More than 2500 people have signed his petition in the past year calling on the government to reverse its decision.
The brothers are fourth generation peninsula fishermen with George Hutchins arriving at Mt Martha in the 1850s and several other family members working the waters off the southern peninsula and Mornington in the 1800s through till now.
But it will be the end of the line for the Hutchins when they hand back their fishing licences as the government phases out commercial net fishing by 2022.
And a fifth generation Hutchins will never get the chance to carry on the family business – Dalton’s 16-year-old son Scott.

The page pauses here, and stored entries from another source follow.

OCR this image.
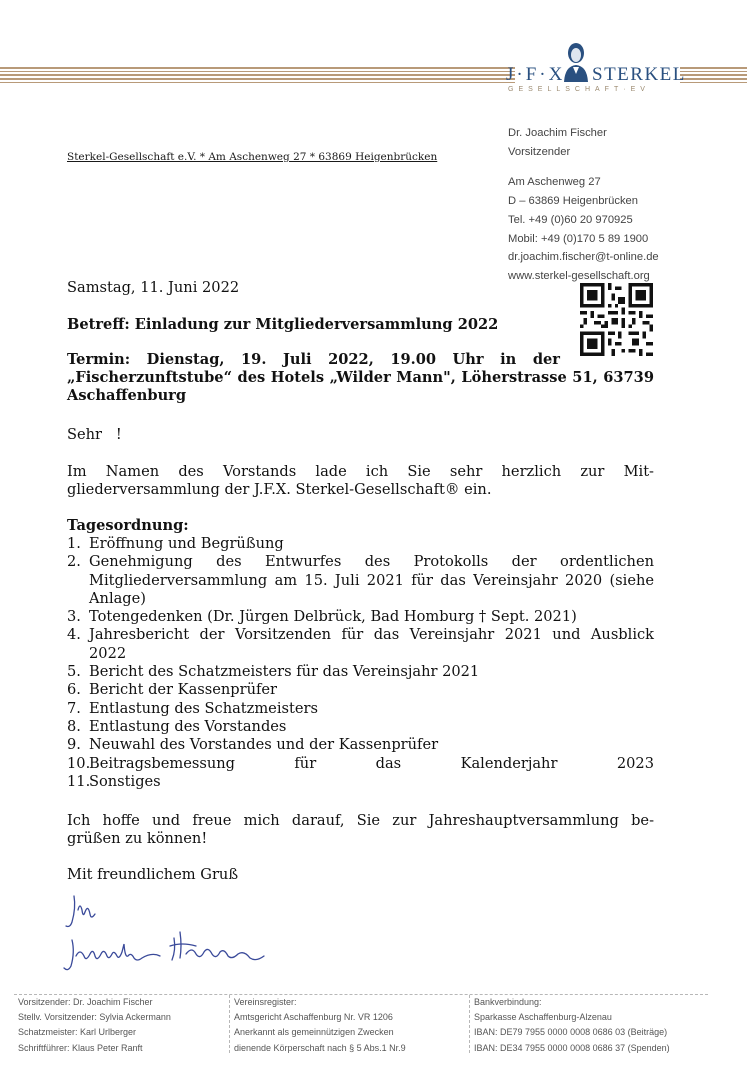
J·F·X STERKEL
GESELLSCHAFT·EV
Sterkel-Gesellschaft e.V. * Am Aschenweg 27 * 63869 Heigenbrücken
Dr. Joachim Fischer
Vorsitzender
Am Aschenweg 27
D – 63869 Heigenbrücken
Tel. +49 (0)60 20 970925
Mobil: +49 (0)170 5 89 1900
dr.joachim.fischer@t-online.de
www.sterkel-gesellschaft.org
Samstag, 11. Juni 2022
Betreff: Einladung zur Mitgliederversammlung 2022
Termin: Dienstag, 19. Juli 2022, 19.00 Uhr in der
„Fischerzunftstube“ des Hotels „Wilder Mann", Löherstrasse 51, 63739
Aschaffenburg
Sehr   !
Im Namen des Vorstands lade ich Sie sehr herzlich zur Mit-
gliederversammlung der J.F.X. Sterkel-Gesellschaft® ein.
Tagesordnung:
1. Eröffnung und Begrüßung
2. Genehmigung des Entwurfes des Protokolls der ordentlichen
Mitgliederversammlung am 15. Juli 2021 für das Vereinsjahr 2020 (siehe
Anlage)
3. Totengedenken (Dr. Jürgen Delbrück, Bad Homburg † Sept. 2021)
4. Jahresbericht der Vorsitzenden für das Vereinsjahr 2021 und Ausblick
2022
5. Bericht des Schatzmeisters für das Vereinsjahr 2021
6. Bericht der Kassenprüfer
7. Entlastung des Schatzmeisters
8. Entlastung des Vorstandes
9. Neuwahl des Vorstandes und der Kassenprüfer
10.
Beitragsbemessung für das Kalenderjahr 2023
11.
Sonstiges
Ich hoffe und freue mich darauf, Sie zur Jahreshauptversammlung be-
grüßen zu können!
Mit freundlichem Gruß
Vorsitzender: Dr. Joachim Fischer
Stellv. Vorsitzender: Sylvia Ackermann
Schatzmeister: Karl Urlberger
Schriftführer: Klaus Peter Ranft
Vereinsregister:
Amtsgericht Aschaffenburg Nr. VR 1206
Anerkannt als gemeinnützigen Zwecken
dienende Körperschaft nach § 5 Abs.1 Nr.9
Bankverbindung:
Sparkasse Aschaffenburg-Alzenau
IBAN: DE79 7955 0000 0008 0686 03 (Beiträge)
IBAN: DE34 7955 0000 0008 0686 37 (Spenden)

Neville Hutchins is also disappointed about the way the government intends to compensate Port Phillip’s 43 commercial licence holders, only 27 of who are active (he and Dalton have one each that costs $4500 a year).
“The licence has to be renewed every April and the government will remove 10 per cent of the value of a licence for every year we renew,” he said. This would mean many licence holders giving up fishing well before 2022.
A question mark hangs over over compensation for the Hutchins fish shop on Fishermans Beach, Mornington, where the brothers sell about 10 tonne of fresh snapper, whiting, salmon, garfish and mullet each year taken between Olivers Hill at Frankston and Safety Beach. An earlier version of the shop was built in 1890.
Neville Hutchins said licence compo would be based on the “three worst years” of the past five years of catches.
He said when the government banned net fishing in Western Port just before the 2006 election, “we received $2000 each”.
“The net ban hasn’t made any difference to fish stocks in Western Port and it won’t in Port Phillip,” he said.
However, there was a thriving black market for Western Port fish and the same would happen in Port Phillip with amateur fishers selling their catch, he said.
There will be a shortage of local bait for amateur fishers. “There’s a bloke working out of Williamstown who takes about 100 tonne a year of pilchards and white bait [anchovies] so that goes,” he said.
And what will the Hutchins brothers do after handing over their licences? “I can’t speak for Dalton, but I’m 64 next birthday. I know nothing except fishing. Perhaps I’ll sit on the beach and remember the good times.”